Hazreti Muhammed’in (s.a.v.) Peygamberliği
Fahr-i Âlem Muhammed (s.a.v.) Hazretleri’ne kırk yaşında iken nübüvvet ve kırk üç yaşında iken risalet geldi. Nübüvveti, rüya-yı sadıka ile başlayıp altı ay kadar rüyasında her ne görürse olduğu gibi ortaya çıkardı.
O sırada bir köşeye çekilip yalnız kalmayı severdi. Hira Dağı’na gider, oradaki bir mağarada tek başına ibadet ederdi. İşte o zaman, Cebrail (a.s.) gelip kendisine göründü, şu anlamlara gelen Kur’an ayetlerini getirdi:
“Yaradan Rabb’inin adıyla oku! O, insanı alaktan yarattı. Oku! Senin Rabb’in en cömert olandır. O, kalemle yazmayı öğretendir, insana bilmediğini öğretendir.” (Alak 1-5)

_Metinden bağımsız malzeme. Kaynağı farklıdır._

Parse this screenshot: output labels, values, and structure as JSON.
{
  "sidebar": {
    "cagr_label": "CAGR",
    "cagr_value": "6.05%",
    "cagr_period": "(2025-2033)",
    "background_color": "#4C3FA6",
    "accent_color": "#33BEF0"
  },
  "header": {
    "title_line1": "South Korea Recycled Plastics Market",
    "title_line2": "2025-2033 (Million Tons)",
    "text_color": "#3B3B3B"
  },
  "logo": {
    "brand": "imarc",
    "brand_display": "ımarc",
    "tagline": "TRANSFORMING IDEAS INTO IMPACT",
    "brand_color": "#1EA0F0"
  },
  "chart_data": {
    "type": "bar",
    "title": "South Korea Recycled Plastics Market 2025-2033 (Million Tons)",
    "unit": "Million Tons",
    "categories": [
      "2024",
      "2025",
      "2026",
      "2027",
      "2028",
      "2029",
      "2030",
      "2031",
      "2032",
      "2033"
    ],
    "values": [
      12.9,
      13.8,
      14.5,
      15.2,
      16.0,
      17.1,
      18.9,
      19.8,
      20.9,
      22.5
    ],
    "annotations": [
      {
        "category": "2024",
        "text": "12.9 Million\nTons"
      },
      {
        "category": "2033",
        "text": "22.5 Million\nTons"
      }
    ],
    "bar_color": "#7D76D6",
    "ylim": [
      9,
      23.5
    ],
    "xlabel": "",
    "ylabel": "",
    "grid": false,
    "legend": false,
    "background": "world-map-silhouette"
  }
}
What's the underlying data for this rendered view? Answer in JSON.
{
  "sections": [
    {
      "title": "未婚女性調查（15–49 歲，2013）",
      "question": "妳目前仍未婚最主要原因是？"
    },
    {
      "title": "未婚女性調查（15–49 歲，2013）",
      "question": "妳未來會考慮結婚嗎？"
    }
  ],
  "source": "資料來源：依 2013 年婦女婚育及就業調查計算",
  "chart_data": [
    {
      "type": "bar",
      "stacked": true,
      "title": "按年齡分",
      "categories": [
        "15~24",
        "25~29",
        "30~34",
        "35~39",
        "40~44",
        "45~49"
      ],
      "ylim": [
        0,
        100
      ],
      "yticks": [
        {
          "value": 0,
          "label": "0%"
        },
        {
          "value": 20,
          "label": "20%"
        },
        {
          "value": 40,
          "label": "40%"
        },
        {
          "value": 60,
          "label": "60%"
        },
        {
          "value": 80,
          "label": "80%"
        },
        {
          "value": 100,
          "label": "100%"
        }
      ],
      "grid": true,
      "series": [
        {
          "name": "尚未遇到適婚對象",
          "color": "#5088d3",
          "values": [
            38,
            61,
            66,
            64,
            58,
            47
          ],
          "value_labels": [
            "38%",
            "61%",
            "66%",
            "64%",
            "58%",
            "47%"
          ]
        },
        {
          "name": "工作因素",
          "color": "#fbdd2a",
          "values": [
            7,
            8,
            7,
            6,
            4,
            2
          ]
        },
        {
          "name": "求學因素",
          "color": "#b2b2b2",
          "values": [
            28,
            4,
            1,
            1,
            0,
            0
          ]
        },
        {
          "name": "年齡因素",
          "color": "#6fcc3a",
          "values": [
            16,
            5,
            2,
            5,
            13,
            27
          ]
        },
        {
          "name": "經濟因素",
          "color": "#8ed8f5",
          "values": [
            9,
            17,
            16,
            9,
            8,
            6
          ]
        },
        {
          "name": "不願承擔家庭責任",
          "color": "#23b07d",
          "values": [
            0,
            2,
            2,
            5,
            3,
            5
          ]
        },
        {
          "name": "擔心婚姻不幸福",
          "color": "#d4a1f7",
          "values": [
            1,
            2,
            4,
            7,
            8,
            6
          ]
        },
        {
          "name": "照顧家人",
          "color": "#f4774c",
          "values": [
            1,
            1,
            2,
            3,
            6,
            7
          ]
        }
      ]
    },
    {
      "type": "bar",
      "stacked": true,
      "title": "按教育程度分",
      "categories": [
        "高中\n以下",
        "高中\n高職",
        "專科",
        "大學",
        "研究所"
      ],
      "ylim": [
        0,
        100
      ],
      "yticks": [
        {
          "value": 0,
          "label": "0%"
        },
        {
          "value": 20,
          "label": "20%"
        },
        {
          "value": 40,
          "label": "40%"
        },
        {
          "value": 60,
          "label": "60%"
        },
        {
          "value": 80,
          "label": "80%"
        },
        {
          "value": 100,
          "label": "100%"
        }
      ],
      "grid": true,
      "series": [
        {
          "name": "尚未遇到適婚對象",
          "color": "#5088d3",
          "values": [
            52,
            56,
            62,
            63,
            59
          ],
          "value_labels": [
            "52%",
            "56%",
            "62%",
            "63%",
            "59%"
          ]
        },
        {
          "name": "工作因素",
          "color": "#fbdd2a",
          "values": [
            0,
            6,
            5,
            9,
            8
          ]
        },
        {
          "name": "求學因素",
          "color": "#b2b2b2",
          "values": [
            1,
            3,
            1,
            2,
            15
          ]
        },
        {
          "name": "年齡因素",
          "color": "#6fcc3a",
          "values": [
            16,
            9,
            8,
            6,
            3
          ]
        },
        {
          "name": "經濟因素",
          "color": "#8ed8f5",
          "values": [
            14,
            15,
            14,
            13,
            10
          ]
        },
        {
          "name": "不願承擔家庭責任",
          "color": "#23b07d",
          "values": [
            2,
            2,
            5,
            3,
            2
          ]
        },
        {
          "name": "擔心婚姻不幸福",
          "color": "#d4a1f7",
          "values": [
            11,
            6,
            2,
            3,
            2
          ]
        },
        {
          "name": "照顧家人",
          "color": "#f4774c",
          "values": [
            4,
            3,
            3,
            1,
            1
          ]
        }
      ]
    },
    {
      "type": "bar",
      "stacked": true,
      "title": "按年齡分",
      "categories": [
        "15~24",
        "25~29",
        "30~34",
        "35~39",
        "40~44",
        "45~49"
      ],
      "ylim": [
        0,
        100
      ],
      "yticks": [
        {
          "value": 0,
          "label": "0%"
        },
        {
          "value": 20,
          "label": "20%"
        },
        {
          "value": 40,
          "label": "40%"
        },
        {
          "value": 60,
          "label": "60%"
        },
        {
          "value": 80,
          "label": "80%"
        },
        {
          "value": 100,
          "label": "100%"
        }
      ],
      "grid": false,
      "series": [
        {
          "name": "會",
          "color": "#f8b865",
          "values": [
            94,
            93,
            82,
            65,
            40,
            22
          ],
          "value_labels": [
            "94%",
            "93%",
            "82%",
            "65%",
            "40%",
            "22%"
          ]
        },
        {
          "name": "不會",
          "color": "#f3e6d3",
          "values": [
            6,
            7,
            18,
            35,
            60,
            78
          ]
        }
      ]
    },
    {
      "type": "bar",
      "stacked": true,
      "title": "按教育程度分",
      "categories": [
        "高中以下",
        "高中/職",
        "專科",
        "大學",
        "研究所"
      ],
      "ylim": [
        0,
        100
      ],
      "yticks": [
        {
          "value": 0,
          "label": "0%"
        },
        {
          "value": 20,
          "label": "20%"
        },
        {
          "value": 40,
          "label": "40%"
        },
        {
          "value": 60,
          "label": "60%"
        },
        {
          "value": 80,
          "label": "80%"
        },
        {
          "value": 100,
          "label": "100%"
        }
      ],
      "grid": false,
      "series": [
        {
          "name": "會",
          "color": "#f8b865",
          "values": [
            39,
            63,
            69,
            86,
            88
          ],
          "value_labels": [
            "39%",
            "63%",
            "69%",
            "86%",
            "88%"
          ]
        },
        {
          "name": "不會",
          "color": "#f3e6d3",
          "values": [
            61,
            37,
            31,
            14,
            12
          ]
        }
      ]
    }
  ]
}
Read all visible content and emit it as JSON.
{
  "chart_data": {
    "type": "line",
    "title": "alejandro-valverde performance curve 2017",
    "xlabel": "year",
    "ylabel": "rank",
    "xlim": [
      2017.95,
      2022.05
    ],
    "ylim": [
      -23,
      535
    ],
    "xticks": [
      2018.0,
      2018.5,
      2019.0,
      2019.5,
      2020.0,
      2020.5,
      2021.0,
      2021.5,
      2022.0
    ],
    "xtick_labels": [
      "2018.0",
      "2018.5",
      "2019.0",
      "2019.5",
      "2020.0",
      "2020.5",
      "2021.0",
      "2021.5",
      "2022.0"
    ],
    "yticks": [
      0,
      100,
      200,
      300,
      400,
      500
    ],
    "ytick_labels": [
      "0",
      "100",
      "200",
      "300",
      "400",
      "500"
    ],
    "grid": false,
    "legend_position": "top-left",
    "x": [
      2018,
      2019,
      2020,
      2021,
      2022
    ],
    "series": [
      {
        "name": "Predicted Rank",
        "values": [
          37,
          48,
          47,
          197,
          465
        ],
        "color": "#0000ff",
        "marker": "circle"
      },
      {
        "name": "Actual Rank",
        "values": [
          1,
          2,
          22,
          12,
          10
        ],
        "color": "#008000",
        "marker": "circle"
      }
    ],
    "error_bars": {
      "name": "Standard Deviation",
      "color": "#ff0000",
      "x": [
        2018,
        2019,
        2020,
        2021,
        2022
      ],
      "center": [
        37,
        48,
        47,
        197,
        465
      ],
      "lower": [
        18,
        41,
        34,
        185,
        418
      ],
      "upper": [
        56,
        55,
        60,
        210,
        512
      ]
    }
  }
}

İlk önce Allah’ın (c.c.) vahyinin heybeti, Hz. Muhammed’e (s.a.v.) korku ve dehşet verdi. Hemen, titreyerek Hatice’nin yanına gitti. “Beni örtün, beni örtün.” diye buyurdu. Hemen Hatice, o hazretin üzerini örttü. O da biraz rahat bir nefes alıp dinlendikten sonra olup biteni Hatice’ye anlattı. Hatice (r.a.) Hz. Muhammed’i (s.a.v.) alıp, amca oğlu olan meşhur Varaka İbni Nevfel’in yanına götürdü. Vahiy olayını ona anlattılar. Varaka, “Müjde ey Muhammed! Sen, Meryem’in oğlu İsa’nın haber verdiği ahir zaman peygamberisin… Sana görünen melek, Hz. Musa’ya da gelen, ‘Namus-u Ekber’ yani Cebrail’dir. Keşke genç olsaydım da senin, insanları Allah’ın birliğine çağıracağın zamana erişseydim. Kavmin seni Mekke’den çıkaracağı zaman sana yardım etseydim.” dedi.
Hz. Muhammed (s.a.v.) bunun üzerine, “Kavmim beni Mekke’den çıkaracak mı?” diye sordu. Varaka. “Evet, peygamberlik her kime verildiyse kavmi içinden ona düşmanlar olagelmiştir. Seni de kavmin Mekke’den çıkaracak.” diye cevap verdi. Ondan sonra vahyin arkası kesildi. Cebrail (a.s.) gelip görünmez oldu. Hz. Peygamber, bundan çok sıkıldı. Fakat İsrafil (a.s.) ara sıra gelip gider, Resul-ü Ekrem’e bazı şeyler öğretirdi. Bu hâl, üç sene kadar sürdü. Sonra bir gün Hz. Peygamber’e gökten bir ses geldi. Yukarı bakınca Cebrail-i Emin’i gördü.
Yine kendisine korku ve dehşet gelip, Hatice’nin (r.a.) yanına gitti. Elbisesine büründü. O zaman yine Cebrail (a.s.) gelip göründü. “Ya Eyyühe’l-Müddessir.” suresini getirdi. İşte Hz. Muhammed’in (s.a.v.) peygamberliğinin başlangıcı budur. Ondan sonra Cebrail-i Emin peyderpey Kur’an ayetleriyle gelip gitmeye başladı. Yirmi sene bu hâl üzere devam etti.